Le cumul de la crise de l’euro il y a quelques années, du Covid et la situation actuelle pèsent sur la gérante, qui craint que la situation n’aille pas en s’arrangeant. «Il faut absolument que l’Etat fasse quelque chose, sinon on va avoir de gros problèmes dans les zones de frontière!» Le taux de change et le futur rabais de 30 centimes qui sera mis en place en France le mois prochain inquiètent. «C’est une catastrophe», résume-t-elle.

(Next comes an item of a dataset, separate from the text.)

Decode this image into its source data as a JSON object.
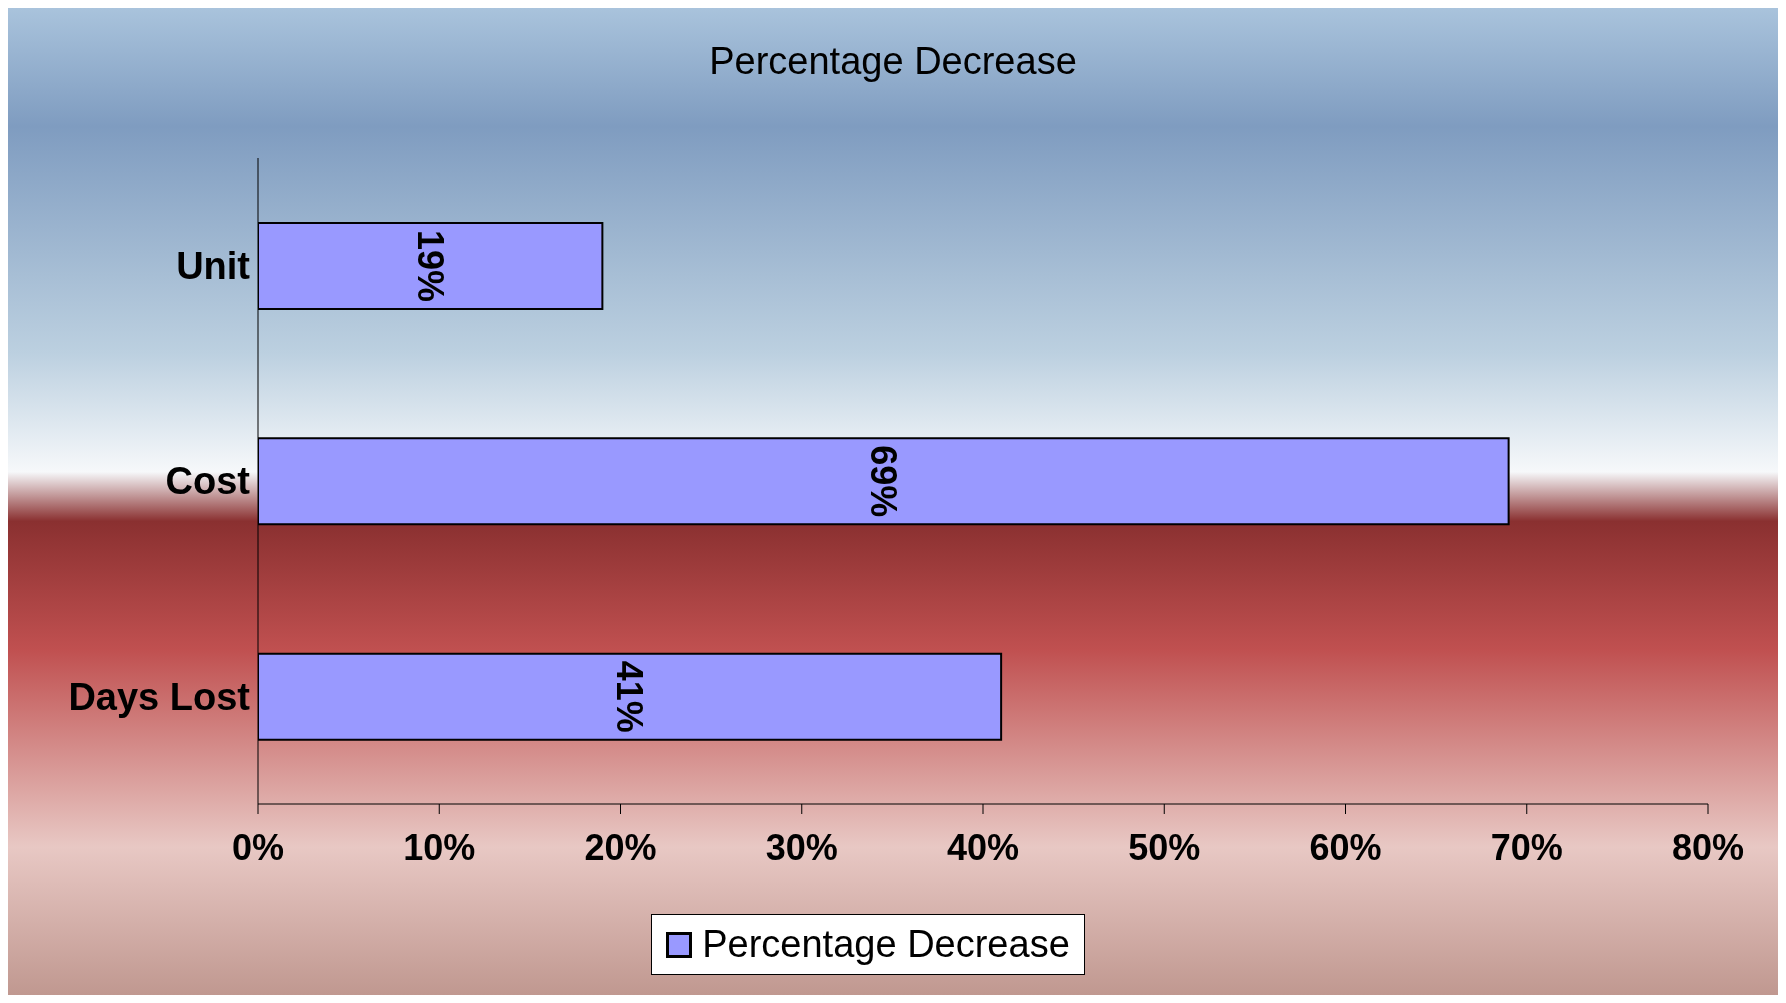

Sophie Martin, gérante de la station Migrol à Vallorbe, considère que cette différence de prix n’est pas juste. « On a besoin de faire son plein pour aller travailler. Alors si on est plus chers que de l’autre côté, c’est compliqué. Et tout le monde ne joue pas le jeu.» Et outre le carburant, l’effet boule de neige sur les autres biens de consommation se fait ressentir. De nombreux Suisses profitent de prendre de l’essence pour faire leurs courses dans les supermarchés français, et vice-versa. Une tendance qui risque de s’accentuer.

 

Les chiffres

 

2,11 Soit en francs (et en euros) le prix du litre d’essence (sans plomb 95) dans les stations-service de Vallorbe au 23 août 2022.

1,79 Soit, en euro, le prix du litre d’essence (sans plomb 95) à la station d’Intermarché aux Hôpitaux-Neufs au 23 août 2022.

0,959 franc suisse pour 1 euro, soit le taux de change du mardi 23 août. Aux stations d’essence frontalières suisses, le taux se fait à pratiquement 1 pour 1.